Hunt sat back, stunned. Danchekker’s head jerked around abruptly to look at her again, like a bird’s. Impossible thoughts came into Hunt’s head. “Surely it can’t have been JEVEX itself,” he protested. “We’re not talking about something like what’s just happened with VISAR?”

Shilohin thought for a moment, then pronounced firmly, “No. VISAR’s internal representation of reality is nothing like our own. It has evolved a different world model, utterly incompatible. As you just heard, it doesn’t even share our perception of physical space. An entity like that could never reside in a human nervous system. If this place does indeed exist, which Nixie says she came from, then at least it will have basic geometric and spatial properties in common with what we ourselves recognize. In other words, it exists in space as we know it.” She paused, as if hesitating to voice the implication. “But how anybody could actually travel from somewhere else via a neural coupler, I couldn’t, just at this moment, even hazard a guess.”

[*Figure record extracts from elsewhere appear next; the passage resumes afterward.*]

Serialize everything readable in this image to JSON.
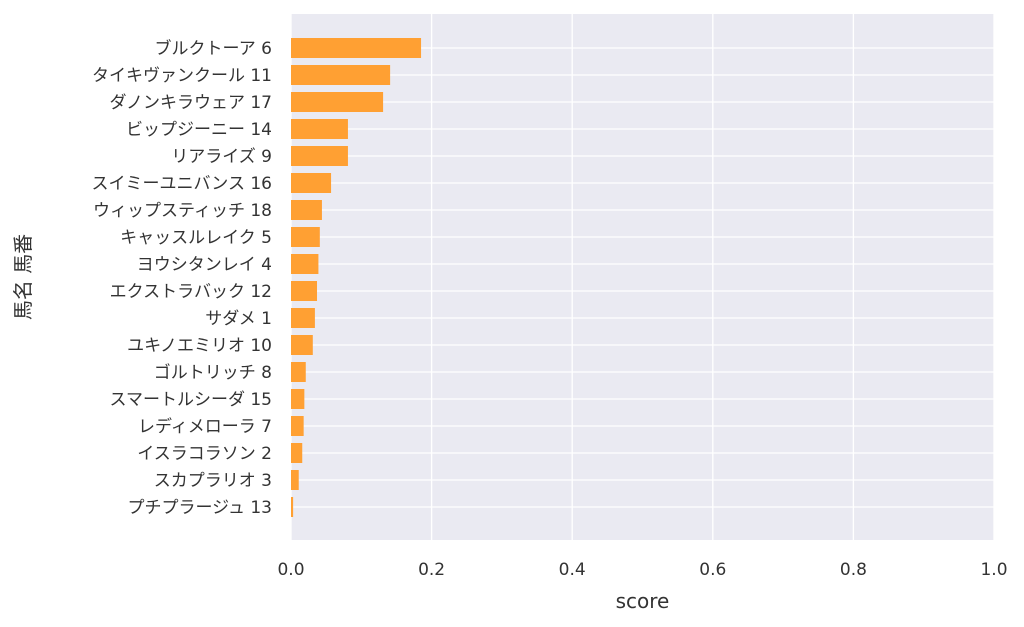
{
  "chart_data": {
    "type": "bar",
    "orientation": "horizontal",
    "title": "",
    "xlabel": "score",
    "ylabel": "馬名 馬番",
    "xlim": [
      0,
      1.0
    ],
    "xticks": [
      "0.0",
      "0.2",
      "0.4",
      "0.6",
      "0.8",
      "1.0"
    ],
    "grid": true,
    "legend": "none",
    "bar_color": "#ffa033",
    "background_color": "#eaeaf2",
    "categories": [
      "ブルクトーア 6",
      "タイキヴァンクール 11",
      "ダノンキラウェア 17",
      "ビップジーニー 14",
      "リアライズ 9",
      "スイミーユニバンス 16",
      "ウィップスティッチ 18",
      "キャッスルレイク 5",
      "ヨウシタンレイ 4",
      "エクストラバック 12",
      "サダメ 1",
      "ユキノエミリオ 10",
      "ゴルトリッチ 8",
      "スマートルシーダ 15",
      "レディメローラ 7",
      "イスラコラソン 2",
      "スカプラリオ 3",
      "プチプラージュ 13"
    ],
    "values": [
      0.185,
      0.141,
      0.131,
      0.081,
      0.081,
      0.057,
      0.044,
      0.041,
      0.039,
      0.037,
      0.034,
      0.031,
      0.021,
      0.019,
      0.018,
      0.016,
      0.011,
      0.003
    ]
  }
}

Before anyone could say more, Del Cullen appeared in the doorway of the room. He was looking worried. “She’s not there,” he said, directing his words at Hunt. Cullen had gone away to call Gina at the Geerbaine Best Western, since they had expected to hear from her by now on the latest with Baumer. “She didn’t check in last night, and they haven’t had any messages. Baumer hasn’t been seen since yesterday, either. There’s been lots of trouble outside. I don’t like it.”

CHAPTER THIRTY-FOUR

Gina was sitting on a wall beside Baumer, eating a grinil sandwich and sipping a hot, sharp-tasting beverage that passed for coffee. Then she was lying on her back, staring up at a strange ceiling.

The transition was as abrupt and as disorientating as that. She had no awareness of anything that had happened in between, not even a sensation of time having passed. It was as if a piece had been cut out of a recording tape in her head and the ends spliced cleanly together again.

For what must have been several minutes, she lay regrouping her scattered thoughts and trying vainly to coax an ounce of a recollection from the gap in her impressions. But there was nothing. Her train of memory was like the trace of a recording clock that had lost power and then started again sometime later, after what could, for all the information she had to go on, have been a moment or a year.

She raised her head and saw that she was still dressed as she had been; she was lying on a couch and covered to the waist by a light blanket. The room was warm and clean, furnished simply with chairs, table, closet, and vanity, and embellished with a few strangely styled ornaments, and some pictures on the walls. It felt more like what could have been a spare room in any private house than a hospital.

But there was a trace of an odor permeating the place, which suggested, if anything, a kind of incense. She could detect no sign of any injury, and concluded that she hadn’t been in an accident. Therefore her amnesia had been induced deliberately; somebody didn’t want her to know where she was or how she’d gotten there.

Which said she was probably a prisoner.

She tried moving and found there was no restraint. But when she got up and crossed the room to try the door, it was locked. She turned to look at the surroundings again, and noticed the standard Jevlenese COM panel by the couch, similar to the one she had seen in Baumer’s office. “ZORAC, are you there?” she said aloud on impulse. “Can you hear me?” There was no response. “Channel fifty-six. Activate channel fifty-six.” Nothing. She went back to the couch and sat down to try and make something of the panel’s manual controls, but without result. On reflection it seemed a pretty silly kind of hope, anyway.

Then, all at once, the utter isolation of her predicament came home to her. She felt her resolve slipping, and fear taking over despite herself. Suddenly she wanted to be back in Seattle again, among her own things, knowing that familiar places and scenes lay outside the walls. She picked up the blanket and pulled it around her shoulders, knowing that the room wasn’t especially cool, but unable to feel warm. So much for curiosity and an interesting life. If she got back okay after this, she decided, from now on she’d join the local women’s club and get all the excitement she needed from the soaps.